Le deuxième jet en chiffres
Pour ceux qui, comme moi, aiment les données numériques peu utiles, en voici quelques-unes :
- Le second jet d’Élévation compte 122 638 mots ou 733 713 caractères (espace compris) contre 36 162 mots pour le premier jet. Cette fois, on est largement dans le format roman. Pour vous donner un ordre de grandeur, c’est à peu près le même nombre de mots que Twilight de Stephanie Meyer ou Wuthering Heights d’Emily Brontë (en VO, les VF ont souvent plus de mots, car beaucoup de mots anglais ne peuvent être traduits que par de longues expressions en français).
- Ce second jet compte 57 segments (scènes et séquelles) répartis en 33 chapitres et un épilogue.
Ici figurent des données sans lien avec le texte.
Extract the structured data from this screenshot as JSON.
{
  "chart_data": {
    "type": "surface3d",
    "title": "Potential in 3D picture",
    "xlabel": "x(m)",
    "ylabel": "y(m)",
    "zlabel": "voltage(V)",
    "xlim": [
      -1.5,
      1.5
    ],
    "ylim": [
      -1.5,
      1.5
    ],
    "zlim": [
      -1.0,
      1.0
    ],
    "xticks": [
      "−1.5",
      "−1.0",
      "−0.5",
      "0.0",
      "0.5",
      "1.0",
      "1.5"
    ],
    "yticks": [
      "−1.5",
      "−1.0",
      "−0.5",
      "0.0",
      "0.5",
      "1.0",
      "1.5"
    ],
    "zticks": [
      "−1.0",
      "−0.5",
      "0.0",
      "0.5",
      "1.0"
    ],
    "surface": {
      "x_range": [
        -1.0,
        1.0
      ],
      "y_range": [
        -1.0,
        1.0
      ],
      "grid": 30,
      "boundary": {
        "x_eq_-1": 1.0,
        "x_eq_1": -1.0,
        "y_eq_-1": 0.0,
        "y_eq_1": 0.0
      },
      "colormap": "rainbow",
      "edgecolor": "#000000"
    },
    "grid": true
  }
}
Les chapitres (épilogue exclu) ont une longueur moyenne de 3671 mots. Le plus petit en compte 2242 et le plus long 5592.
- La rédaction de ce second jet a duré 10 mois, de début juin à fin mars, avec une accélération progressive de mon rythme d’écriture. J’ai écrit en moyenne 12 000 mots par mois. J’ai déjà été beaucoup plus véloce : j’avais écrit les 70 000 mots de ma première tentative de roman en un seul mois (durant un Novel Writing Month), mais la qualité de ce premier jet était bien moins élevée et je n’avais pas encore d’enfants. 😅
Suite du projet
Je viens de m’accorder une semaine de pause sans toucher au clavier ni trop cogiter sur Élévation. Je dois vous avouer que ce changement de rythme m’a fait tout drôle. J’ai dû combattre la petite voix dans ma tête qui m’ordonnait d’aller écrire à chaque moment de temps libre. Ces sept jours ont été très reposants, mais ils se sont accompagnées d’un léger sentiment de manque. Il semble qu’écrire presque tous les jours pendant un an ait contribué à créer une habitude.
Maintenant que cette pause est terminée, je vais reprendre le travail et viser un rythme un peu moins soutenu, disons une heure par jour, histoire de rattraper un peu mes lectures en retard et de redonner plus de place au sport.
La prochaine grande étape du projet est naturellement la rédaction du troisième jet. Mais avant cela, il y a du travail.
Travaux préparatoires du troisième jet
J’ai devant moi une montagne de travaux préparatoires à mener. À commencer par mettre au propre plusieurs pages de notes griffonnées tout au long des dix derniers mois et qui serviront à alimenter le troisième jet.
Ces notes comportent notamment un tas d’éléments d’intrigues apparues sur le tard et qui doivent être introduites/présentées/spécifiées plus tôt dans l’histoire. En somme, on peut dire que je dois accrocher quelques fusils de Tchekhov sur les murs.
J’aimerais également prendre le temps d’écrire des « fiches de personnages ». J’y formaliserai leur caractère, leur description physique, leur évolution au cours de l’histoire et leur ton/voix. Ces fiches m’aideront à garder ces personnages cohérents pendant le troisième jet. C’est quelque chose que j’aurai probablement dû faire en amont, mais d’un autre côté, j’aime bien découvrir mes personnages en les confrontant à l’histoire.
Worldbuilding
J’ai également beaucoup de travail côté worldbuilding, histoire d’avoir quelque chose de vraiment solide et plausible pour la cohérence de mon histoire.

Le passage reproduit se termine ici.